= Musée national des Arts et Traditions Populaires (France) =

Museum in Paris, France, 1937–2005

The Musée national des Arts et Traditions Populaires was a museum of the popular arts and traditions of France. It was located in a building at 6, avenue du Mahatma Gandhi, Paris, France, which was closed to the public in 2005. Its collections were transferred to the Musée des Civilisations de l'Europe et de la Méditerranée in Marseille.

The museum was created in 1937 by Georges-Henri Rivière as the French section of the Trocadéro's Musée de l'Homme, in the basement of which it was open in 1951. In 1969 it moved to its own building, designed by architect Jean Dubuisson and set beside the Jardin d'Acclimatation (Porte des Sablons) in the Bois de Boulogne. Over the years its initial focus on traditional agricultural France broadened to include contemporary urban culture and popular entertainment (notably circus) with collections of French crafts and peasant civilisation, home furniture, agricultural tools, industrial and artisanal items, photographs and printed materials, and costumes.

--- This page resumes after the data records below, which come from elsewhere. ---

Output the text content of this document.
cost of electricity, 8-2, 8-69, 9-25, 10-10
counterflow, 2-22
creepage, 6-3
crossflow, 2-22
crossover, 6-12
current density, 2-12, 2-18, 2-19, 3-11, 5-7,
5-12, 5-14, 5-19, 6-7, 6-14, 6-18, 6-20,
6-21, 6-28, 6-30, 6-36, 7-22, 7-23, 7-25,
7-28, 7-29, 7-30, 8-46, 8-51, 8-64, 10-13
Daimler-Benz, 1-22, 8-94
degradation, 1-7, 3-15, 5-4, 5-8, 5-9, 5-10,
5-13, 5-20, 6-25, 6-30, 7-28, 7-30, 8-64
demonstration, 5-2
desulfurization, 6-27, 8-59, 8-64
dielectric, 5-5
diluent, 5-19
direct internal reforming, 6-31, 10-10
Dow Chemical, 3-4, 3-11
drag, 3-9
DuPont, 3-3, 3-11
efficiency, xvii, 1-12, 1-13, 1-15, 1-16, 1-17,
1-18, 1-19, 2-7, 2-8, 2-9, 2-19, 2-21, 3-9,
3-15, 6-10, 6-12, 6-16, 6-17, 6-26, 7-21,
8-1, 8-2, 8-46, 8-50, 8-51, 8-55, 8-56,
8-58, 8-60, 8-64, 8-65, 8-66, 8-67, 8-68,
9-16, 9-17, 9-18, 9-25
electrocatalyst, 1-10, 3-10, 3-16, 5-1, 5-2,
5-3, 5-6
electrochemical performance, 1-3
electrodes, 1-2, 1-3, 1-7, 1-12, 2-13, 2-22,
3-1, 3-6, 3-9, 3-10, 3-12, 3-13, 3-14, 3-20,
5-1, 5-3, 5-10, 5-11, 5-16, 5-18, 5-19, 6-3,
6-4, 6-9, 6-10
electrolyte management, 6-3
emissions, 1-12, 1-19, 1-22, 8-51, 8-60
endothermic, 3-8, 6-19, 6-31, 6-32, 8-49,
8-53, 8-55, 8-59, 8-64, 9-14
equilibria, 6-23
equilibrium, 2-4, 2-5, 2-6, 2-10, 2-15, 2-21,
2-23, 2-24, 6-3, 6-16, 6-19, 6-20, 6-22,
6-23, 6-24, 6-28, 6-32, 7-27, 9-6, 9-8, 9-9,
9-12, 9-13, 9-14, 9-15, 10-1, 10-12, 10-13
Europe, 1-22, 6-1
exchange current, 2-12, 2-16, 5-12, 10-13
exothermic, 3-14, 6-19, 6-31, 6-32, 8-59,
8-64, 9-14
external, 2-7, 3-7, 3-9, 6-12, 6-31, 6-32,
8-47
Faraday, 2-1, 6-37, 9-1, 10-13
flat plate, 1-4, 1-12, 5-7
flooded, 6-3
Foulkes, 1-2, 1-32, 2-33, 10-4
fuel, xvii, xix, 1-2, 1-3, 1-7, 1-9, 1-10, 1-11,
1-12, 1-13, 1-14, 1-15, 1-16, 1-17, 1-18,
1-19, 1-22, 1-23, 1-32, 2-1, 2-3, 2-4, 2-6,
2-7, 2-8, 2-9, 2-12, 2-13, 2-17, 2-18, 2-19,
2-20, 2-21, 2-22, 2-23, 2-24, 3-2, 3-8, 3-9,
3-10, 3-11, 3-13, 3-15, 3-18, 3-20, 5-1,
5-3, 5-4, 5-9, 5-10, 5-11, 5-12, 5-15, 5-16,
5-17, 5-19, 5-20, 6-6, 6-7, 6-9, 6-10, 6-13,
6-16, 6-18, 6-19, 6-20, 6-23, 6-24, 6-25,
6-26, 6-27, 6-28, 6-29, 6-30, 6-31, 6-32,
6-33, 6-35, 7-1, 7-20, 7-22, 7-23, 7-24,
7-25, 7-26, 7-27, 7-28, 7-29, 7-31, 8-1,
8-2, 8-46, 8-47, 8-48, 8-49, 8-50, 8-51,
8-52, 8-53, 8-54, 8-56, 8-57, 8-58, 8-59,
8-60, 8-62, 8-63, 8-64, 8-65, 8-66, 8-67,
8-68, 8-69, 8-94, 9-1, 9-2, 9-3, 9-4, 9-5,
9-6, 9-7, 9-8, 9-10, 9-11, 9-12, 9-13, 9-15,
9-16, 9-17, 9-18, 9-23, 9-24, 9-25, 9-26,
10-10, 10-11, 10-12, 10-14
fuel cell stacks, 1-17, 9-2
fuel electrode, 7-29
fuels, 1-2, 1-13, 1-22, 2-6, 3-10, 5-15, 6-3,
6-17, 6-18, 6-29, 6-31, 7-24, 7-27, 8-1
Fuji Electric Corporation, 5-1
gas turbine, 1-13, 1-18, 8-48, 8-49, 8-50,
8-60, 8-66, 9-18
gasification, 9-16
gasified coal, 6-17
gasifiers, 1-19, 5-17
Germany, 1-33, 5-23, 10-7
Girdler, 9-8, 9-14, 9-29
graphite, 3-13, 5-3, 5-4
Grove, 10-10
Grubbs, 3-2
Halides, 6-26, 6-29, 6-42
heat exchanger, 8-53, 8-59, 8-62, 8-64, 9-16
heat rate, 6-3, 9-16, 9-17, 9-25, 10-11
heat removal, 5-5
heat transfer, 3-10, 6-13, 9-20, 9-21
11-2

In 2017, the City of Paris decided to revamp and partially redesign its original building in the Bois de Boulogne (which had been left vacant), and relocate the collections of the Musée des Arts et Traditions Populaires in their original home. The work on the building will be privately financed by the Group LVMH, and led by the architect Frank Gehry, with the collaboration of Thomas Dubuisson, grandson of the original architect, Jean Dubuisson. The building was slated to reopen in 2020, but as of 2026 it remains under construction.